Robinhood’s crypto unit (RHC) was recently slapped with a $30 million fine by the New York State Department of Financial Services for considerable cyber security, anti-money laundering, and consumer protection violations.
Despite self-reporting compliance with the rules and regulations, an NYDFS investigation discovered a litany of failures at the brokerage, as it kept struggling to keep pace with client demand for cryptocurrency services.
Among many other things, the watchdog found that RHC’s BSA/AML program was inefficiently staffed; failed to promptly transition from a manual transaction monitoring platform that was insufficient for RHC’s size, transaction volumes, and customer profiles; and never devoted sufficient resources to address most of the risks that affect the specific business.
In that context, the Department discovered serious failures in RHC’s cybersecurity program, which failed to wholly address RHC’s operational risks and included policies that were mostly in violation of State Department rules.
The regulator blamed the deficiencies on:
“Significant shortcomings in the management and oversight of RHC’s compliance programmes, including a failure to foster and maintain an adequate culture of compliance”.
The Department also noted that enough resources were not devoted to RHC’s compliance programs, mainly as it grew. In the end, RHC failed to comply with some consumer protection requirements by not maintaining a unique, dedicated phone number on its website for receiving consumer complaints.
Superintendent Adrienne Harris stated:
“As its business grew, Robinhood Crypto failed to invest the proper resources and attention to develop and maintain a culture of compliance — a failure that resulted in significant violations of the Department’s anti-money laundering and cybersecurity regulations.”
“All virtual currency companies licensed in New York State are subject to the same anti-money laundering, consumer protection, and cybersecurity regulations as traditional financial services companies.
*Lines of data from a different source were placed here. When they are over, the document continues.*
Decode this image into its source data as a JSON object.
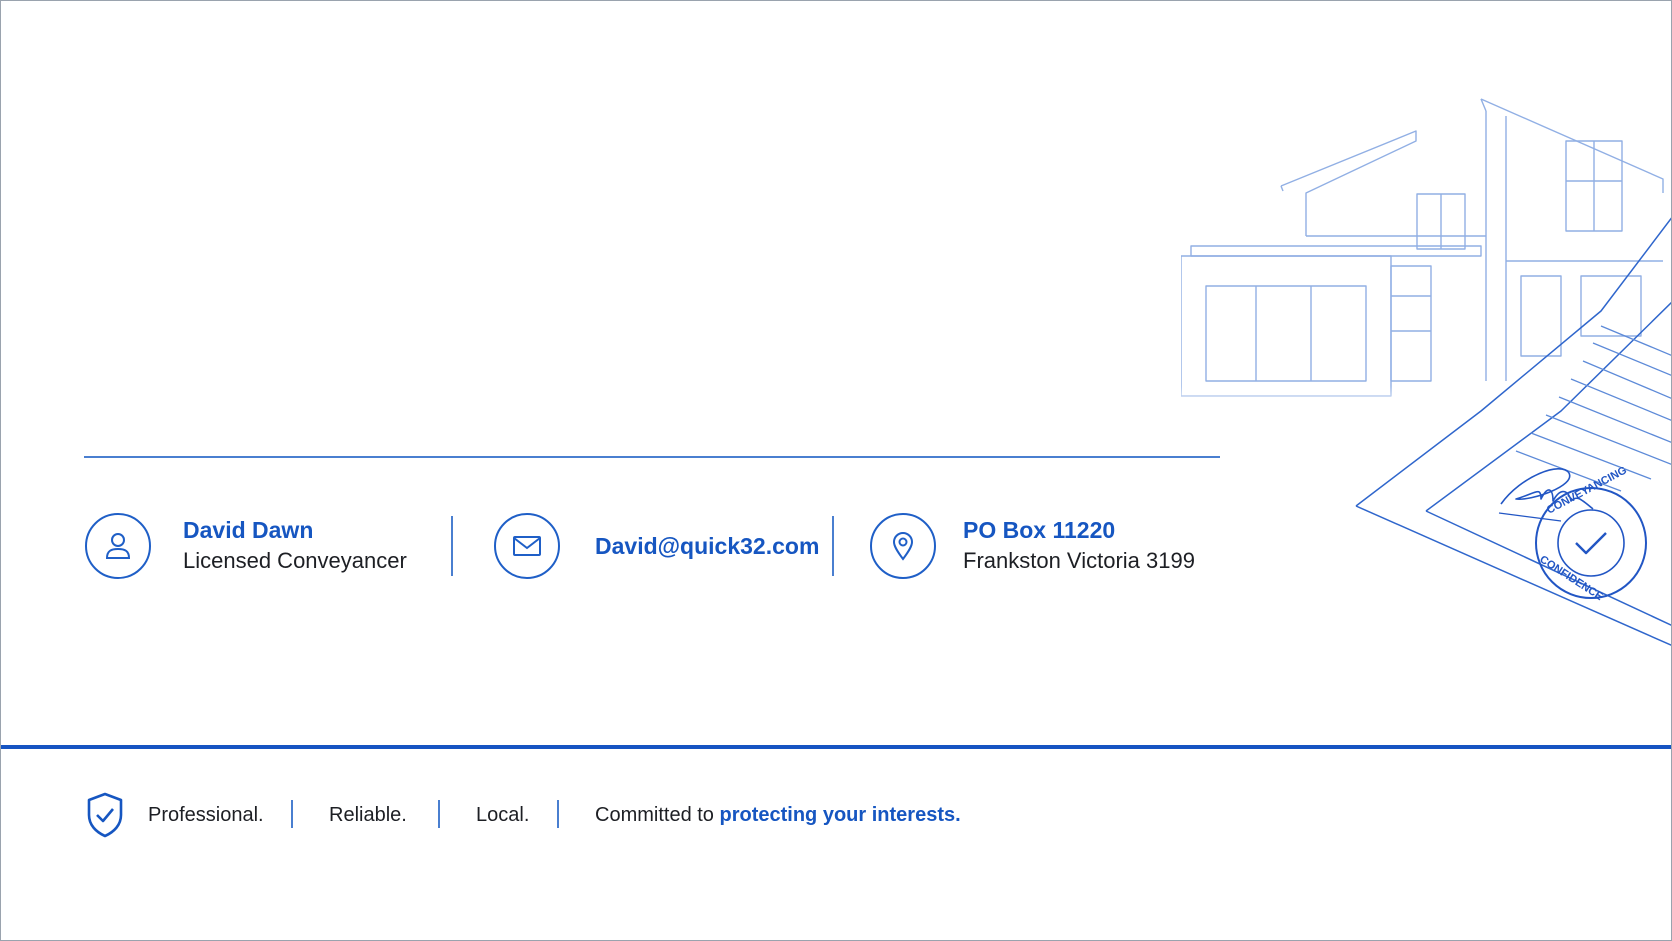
{
  "contacts": {
    "person": {
      "name": "David Dawn",
      "role": "Licensed Conveyancer",
      "icon": "user-icon"
    },
    "email": {
      "address": "David@quick32.com",
      "icon": "envelope-icon"
    },
    "address": {
      "line1": "PO Box 11220",
      "line2": "Frankston Victoria 3199",
      "icon": "map-pin-icon"
    }
  },
  "illustration": {
    "stamp_top": "CONVEYANCING",
    "stamp_bottom": "CONFIDENCE"
  },
  "footer": {
    "icon": "shield-check-icon",
    "words": [
      "Professional.",
      "Reliable.",
      "Local."
    ],
    "tagline_prefix": "Committed to",
    "tagline_highlight": "protecting your interests."
  },
  "colors": {
    "accent": "#1656c1",
    "line": "#4a7fd0",
    "text": "#1d1f24",
    "sketch": "#8fb0e6"
  }
}
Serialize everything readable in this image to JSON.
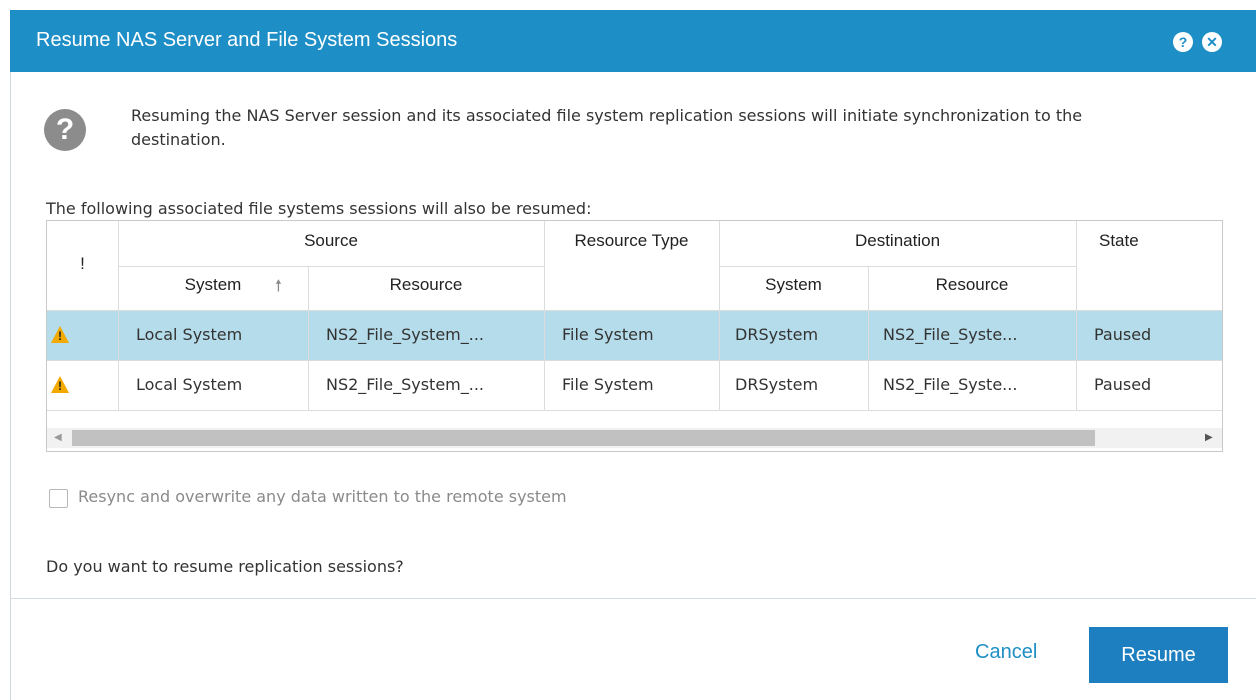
{
  "dialog": {
    "title": "Resume NAS Server and File System Sessions",
    "help_icon": "help-icon",
    "close_icon": "close-icon",
    "intro_text": "Resuming the NAS Server session and its associated file system replication sessions will initiate synchronization to the destination.",
    "table_intro": "The following associated file systems sessions will also be resumed:",
    "checkbox_label": "Resync and overwrite any data written to the remote system",
    "checkbox_checked": false,
    "confirm_text": "Do you want to resume replication sessions?",
    "cancel_label": "Cancel",
    "resume_label": "Resume"
  },
  "table": {
    "headers": {
      "alert": "!",
      "source": "Source",
      "resource_type": "Resource Type",
      "destination": "Destination",
      "state": "State",
      "src_system": "System",
      "src_resource": "Resource",
      "dst_system": "System",
      "dst_resource": "Resource"
    },
    "sort_icon": "arrow-up-icon",
    "rows": [
      {
        "alert_icon": "warning-icon",
        "src_system": "Local System",
        "src_resource": "NS2_File_System_...",
        "resource_type": "File System",
        "dst_system": "DRSystem",
        "dst_resource": "NS2_File_Syste...",
        "state": "Paused",
        "selected": true
      },
      {
        "alert_icon": "warning-icon",
        "src_system": "Local System",
        "src_resource": "NS2_File_System_...",
        "resource_type": "File System",
        "dst_system": "DRSystem",
        "dst_resource": "NS2_File_Syste...",
        "state": "Paused",
        "selected": false
      }
    ]
  },
  "colors": {
    "title_bar": "#1e8fc6",
    "primary_button": "#1e7fc0",
    "selected_row": "#b5dcea",
    "warning": "#f2a900"
  }
}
DFS will continue to investigate and take action when any licensee violates the law or the Department’s regulations, which are critical to protecting consumers and ensuring the safety and soundness of the institutions.”
Under this settlement, together with the payment of a $30 million penalty, RHC will be needed to retain an independent consultant that will conduct a continuous evaluation of regulatory compliance and remediation efforts by the company.